タイ気象局は、南シナ海で発生した熱帯暴風雨「マイサーク」の影響で、7月3日から6日にかけて全国15県で大雨になるとして警戒を呼びかけている。マイサーク自体はタイに上陸しないものの、モンスーンを刺激して雨雲を活発にする。北部や東北部、東部、南部を中心に、局地的に非常に激しい雨が降る恐れがあり、当局は洪水や鉄砲水への注意を促している。
上陸しないのに大雨をもたらす理由
マイサークは7月3日未明、南シナ海の熱帯低気圧が発達して熱帯暴風雨になったものだ。中心付近の最大風速は毎時65kmほどで、西へ進み、海南島を通過して7月4日から6日にかけて中国南部に上陸するとみられている。中心がタイに入ることはない。それでも大雨になるのは、マイサークが、北部から東北部にかけて延びるモンスーンの谷や、アンダマン海・タイ湾に吹く強い南西モンスーンと重なり、タイの上空へ湿った空気を送り込むためだ。台風が直接来なくても、間接的に天気が荒れるのは、この時期のタイでよく見られるパターンである。
15県で「非常に激しい雨」の恐れ
タイ気象局は、15の県で非常に激しい雨が予想されるとして、最初の警報を出した。
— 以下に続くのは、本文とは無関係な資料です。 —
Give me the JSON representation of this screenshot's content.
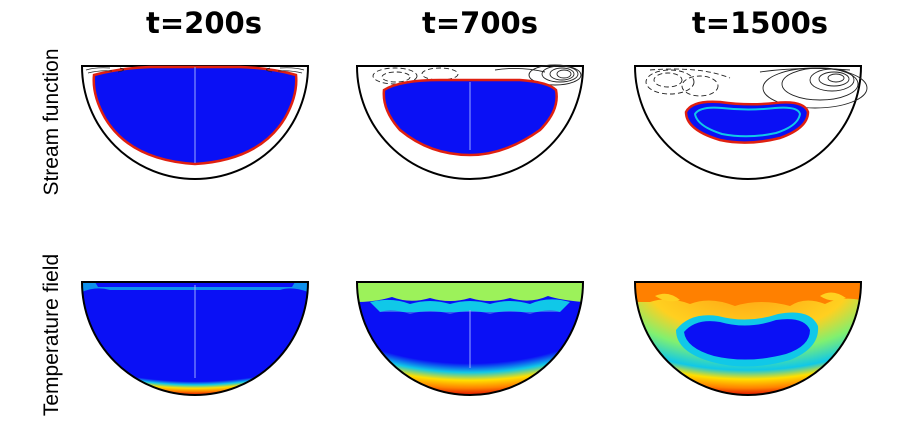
{
  "columns": [
    {
      "title": "t=200s"
    },
    {
      "title": "t=700s"
    },
    {
      "title": "t=1500s"
    }
  ],
  "rows": [
    {
      "label": "Stream function"
    },
    {
      "label": "Temperature field"
    }
  ],
  "colors": {
    "cold_region": "#0a10f5",
    "interface_line": "#e02010",
    "outline": "#000000",
    "warm_green": "#9cf25a",
    "hot_orange": "#ff8000",
    "hot_yellow": "#ffb000",
    "cyan": "#10c8e8"
  }
}
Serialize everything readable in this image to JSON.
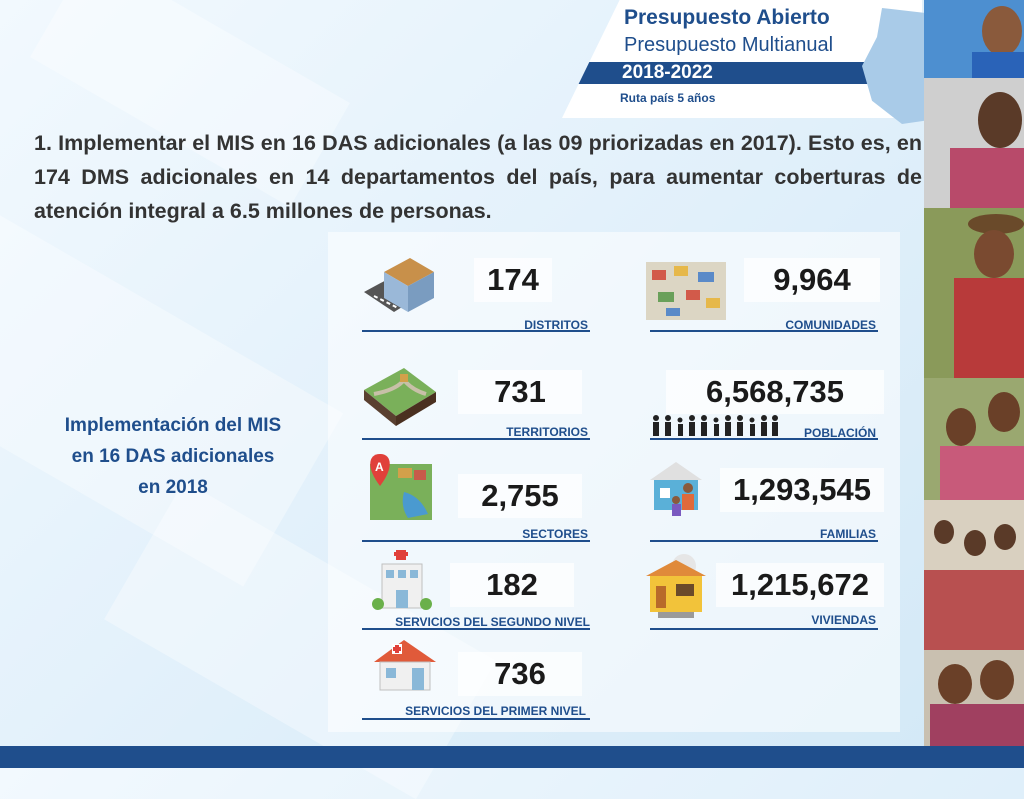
{
  "header": {
    "title": "Presupuesto Abierto",
    "subtitle": "Presupuesto Multianual",
    "years": "2018-2022",
    "tagline": "Ruta país 5 años"
  },
  "heading": "1. Implementar el MIS en 16 DAS adicionales (a las 09 priorizadas en 2017). Esto es, en 174 DMS adicionales en 14 departamentos del país, para aumentar coberturas de atención integral a 6.5 millones de personas.",
  "side_title": {
    "line1": "Implementación del MIS",
    "line2": "en 16 DAS adicionales",
    "line3": "en 2018"
  },
  "stats": {
    "distritos": {
      "value": "174",
      "label": "DISTRITOS"
    },
    "comunidades": {
      "value": "9,964",
      "label": "COMUNIDADES"
    },
    "territorios": {
      "value": "731",
      "label": "TERRITORIOS"
    },
    "poblacion": {
      "value": "6,568,735",
      "label": "POBLACIÓN"
    },
    "sectores": {
      "value": "2,755",
      "label": "SECTORES"
    },
    "familias": {
      "value": "1,293,545",
      "label": "FAMILIAS"
    },
    "segundo_nivel": {
      "value": "182",
      "label": "SERVICIOS DEL SEGUNDO NIVEL"
    },
    "viviendas": {
      "value": "1,215,672",
      "label": "VIVIENDAS"
    },
    "primer_nivel": {
      "value": "736",
      "label": "SERVICIOS DEL PRIMER NIVEL"
    }
  },
  "colors": {
    "brand": "#1f4e8c",
    "text": "#333333"
  },
  "icons": [
    "building-icon",
    "village-icon",
    "terrain-icon",
    "people-icon",
    "map-pin-icon",
    "family-house-icon",
    "hospital-icon",
    "yellow-house-icon",
    "clinic-icon"
  ]
}
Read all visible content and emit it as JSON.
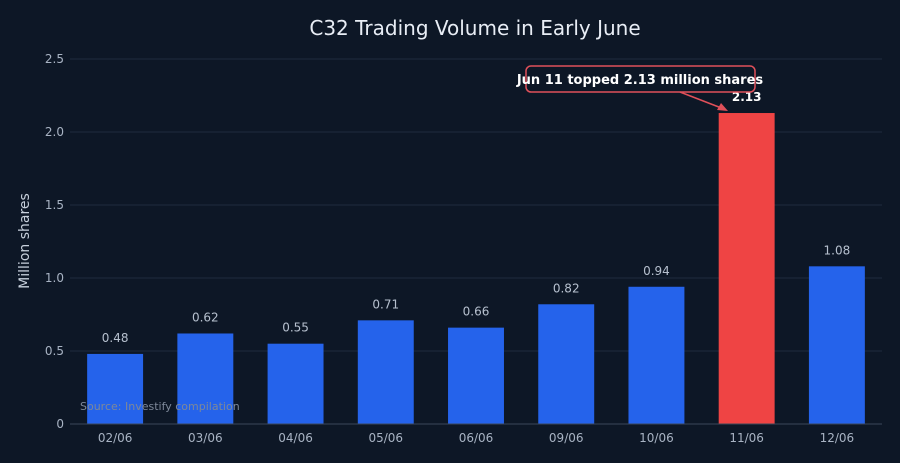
{
  "chart_data": {
    "type": "bar",
    "title": "C32 Trading Volume in Early June",
    "xlabel": "",
    "ylabel": "Million shares",
    "categories": [
      "02/06",
      "03/06",
      "04/06",
      "05/06",
      "06/06",
      "09/06",
      "10/06",
      "11/06",
      "12/06"
    ],
    "values": [
      0.48,
      0.62,
      0.55,
      0.71,
      0.66,
      0.82,
      0.94,
      2.13,
      1.08
    ],
    "value_labels": [
      "0.48",
      "0.62",
      "0.55",
      "0.71",
      "0.66",
      "0.82",
      "0.94",
      "2.13",
      "1.08"
    ],
    "ylim": [
      0,
      2.5
    ],
    "yticks": [
      0,
      0.5,
      1,
      1.5,
      2,
      2.5
    ],
    "ytick_labels": [
      "0",
      "0.5",
      "1.0",
      "1.5",
      "2.0",
      "2.5"
    ],
    "grid": true,
    "highlight_index": 7,
    "annotation": "Jun 11 topped 2.13 million shares",
    "source": "Source: Investify compilation",
    "colors": {
      "bar": "#2563eb",
      "highlight": "#ef4444",
      "background": "#0d1726",
      "annotation_border": "#e0505a"
    }
  }
}
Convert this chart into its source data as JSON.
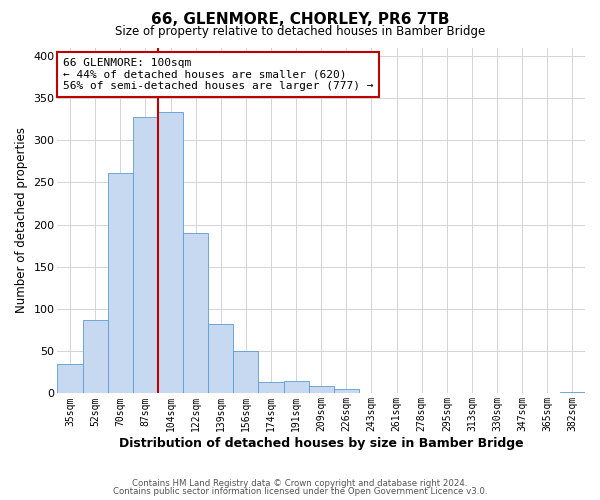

とくに北部、東北部の上部、東部、南部では、7月3日から4日にかけて、激しい雨から非常に激しい雨が見込まれる。その後も、7月5日から6日にかけて、北部や東北部の上部では局地的に激しい雨が残るという。地元メディアは、警戒レベルの高い15県を「レッドゾーン」と伝えている。
鉄砲水と道路の冠水に警戒
心配されるのが、大雨による洪水や鉄砲水だ。山あいや川の近く、水はけの悪い低地では、短時間の強い雨で急に水位が上がることがある。都市部でも、排水が追いつかずに道路が冠水し、交通が乱れる恐れがある。当局は、洪水が起きやすい地域では特に、天気の急変に警戒するよう促している。
雨季のタイ、移動は最新情報の確認を
当局は、住民や旅行者に対し、公式の気象情報をこまめに確認し、移動の計画は慎重に立てるよう呼びかけている。タイの雨季は例年、6月から10月ごろまで続き、この時期は各地で道路の冠水や交通の乱れが起きやすい。北部のチェンマイや、東北部・東部の観光地、南部のビーチリゾートなどを訪れる予定がある場合は、現地の天気と交通の情報を直前まで確認しておくと安心だ。マイサークの影響は数日で薄れる見通しだが、雨季の本番はこれからである。